Dark Matter May Not Be That Mysterious After All
A recent paper hypothesizes that the material that comprises most of the matter in the universe may consist of a type of theoretical particle whose signature has already been detected by scientists.
Kecia Lynn has worked as a technical writer, editor, software developer, arts administrator, summer camp director, and television host. A graduate of Case Western Reserve University and the Iowa Writers' Workshop, she is currently living in Iowa City and working on her first novel.
What's the Latest Development?
Vanderbilt University professor Robert Scherrer and post-doctoral fellow Chiu Man Ho have developed a hypothesis on the composition of dark matter that, unlike other attempts at explanation, can be readily tested using existing underground detectors. Their focus is on the Majorana fermion, a theoretical particle that exhibits a different kind of electromagnetism than most other particles and is undetectable unless it's moving very quickly. "If dark matter, which is thought to be moving much more slowly than it was at the dawn of the universe, is made of Majorana fermions, then that could explain why it's been so hard to spot."
What's the Big Idea?
Scientists speculate that dark matter makes up about 85 percent of all matter in the universe. The current theory concerning its composition is that it's made of weakly interacting massive particles (WIMPs) left over after the Big Bang.

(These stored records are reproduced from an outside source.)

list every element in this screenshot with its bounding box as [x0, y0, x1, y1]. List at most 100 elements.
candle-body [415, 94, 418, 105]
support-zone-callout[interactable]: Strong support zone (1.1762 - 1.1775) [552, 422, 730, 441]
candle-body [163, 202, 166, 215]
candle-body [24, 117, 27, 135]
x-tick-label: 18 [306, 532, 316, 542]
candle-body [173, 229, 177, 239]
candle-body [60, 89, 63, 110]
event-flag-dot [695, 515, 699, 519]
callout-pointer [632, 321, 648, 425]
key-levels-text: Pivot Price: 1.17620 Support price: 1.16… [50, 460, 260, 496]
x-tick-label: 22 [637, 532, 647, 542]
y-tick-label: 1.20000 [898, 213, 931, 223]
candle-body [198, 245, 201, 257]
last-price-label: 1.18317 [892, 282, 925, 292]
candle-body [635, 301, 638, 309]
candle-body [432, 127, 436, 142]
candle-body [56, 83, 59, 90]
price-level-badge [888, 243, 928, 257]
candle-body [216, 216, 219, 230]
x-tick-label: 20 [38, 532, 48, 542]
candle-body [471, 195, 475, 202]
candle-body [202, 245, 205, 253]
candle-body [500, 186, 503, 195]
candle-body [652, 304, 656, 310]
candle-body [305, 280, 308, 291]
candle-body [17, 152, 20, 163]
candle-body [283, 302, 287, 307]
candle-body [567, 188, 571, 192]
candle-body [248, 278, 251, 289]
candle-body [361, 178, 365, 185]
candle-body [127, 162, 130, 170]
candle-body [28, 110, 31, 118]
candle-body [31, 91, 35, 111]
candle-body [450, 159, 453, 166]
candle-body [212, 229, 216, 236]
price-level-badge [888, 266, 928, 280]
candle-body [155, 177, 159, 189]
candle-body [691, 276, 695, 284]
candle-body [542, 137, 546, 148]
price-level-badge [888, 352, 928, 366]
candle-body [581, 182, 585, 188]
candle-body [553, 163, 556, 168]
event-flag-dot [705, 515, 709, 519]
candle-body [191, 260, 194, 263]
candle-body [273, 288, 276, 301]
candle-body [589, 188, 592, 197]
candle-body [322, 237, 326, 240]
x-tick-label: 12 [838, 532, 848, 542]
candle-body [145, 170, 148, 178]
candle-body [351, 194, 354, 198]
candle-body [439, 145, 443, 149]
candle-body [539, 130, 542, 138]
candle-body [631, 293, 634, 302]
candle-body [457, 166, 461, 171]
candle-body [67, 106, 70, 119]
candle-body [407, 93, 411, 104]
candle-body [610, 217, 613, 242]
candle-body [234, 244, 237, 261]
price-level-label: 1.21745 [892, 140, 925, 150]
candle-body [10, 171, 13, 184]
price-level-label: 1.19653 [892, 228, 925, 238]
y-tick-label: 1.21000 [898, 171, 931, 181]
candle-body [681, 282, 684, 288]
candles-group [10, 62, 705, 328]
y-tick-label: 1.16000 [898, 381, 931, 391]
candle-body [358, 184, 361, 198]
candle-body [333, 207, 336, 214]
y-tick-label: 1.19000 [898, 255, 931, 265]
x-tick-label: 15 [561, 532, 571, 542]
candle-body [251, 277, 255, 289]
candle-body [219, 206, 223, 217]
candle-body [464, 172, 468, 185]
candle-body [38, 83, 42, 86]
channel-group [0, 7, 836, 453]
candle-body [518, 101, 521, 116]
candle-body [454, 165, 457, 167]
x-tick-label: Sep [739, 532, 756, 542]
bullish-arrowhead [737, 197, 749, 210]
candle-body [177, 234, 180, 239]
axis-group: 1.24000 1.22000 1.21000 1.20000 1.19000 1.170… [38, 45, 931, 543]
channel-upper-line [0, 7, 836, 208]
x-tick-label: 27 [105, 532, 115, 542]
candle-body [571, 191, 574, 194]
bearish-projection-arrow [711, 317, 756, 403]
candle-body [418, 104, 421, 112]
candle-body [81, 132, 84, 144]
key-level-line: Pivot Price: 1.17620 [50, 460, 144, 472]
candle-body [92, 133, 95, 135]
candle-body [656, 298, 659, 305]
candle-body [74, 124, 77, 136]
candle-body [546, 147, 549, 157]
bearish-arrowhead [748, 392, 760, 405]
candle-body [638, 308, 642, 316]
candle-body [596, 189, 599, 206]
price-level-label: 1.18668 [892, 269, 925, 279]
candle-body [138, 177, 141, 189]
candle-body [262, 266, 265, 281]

However, nobody has been able to definitively detect a WIMP. Scherrer and Ho's paper, which appeared in a recent issue of Physics Letters B, predicts the rate at which Majorana fermions should appear in the underground detectors and indicates that their existence should soon be discovered or ruled out. Unlike WIMPs, Majorana fermions -- or at least their signatures -- have been detected in past research using crystalline wires.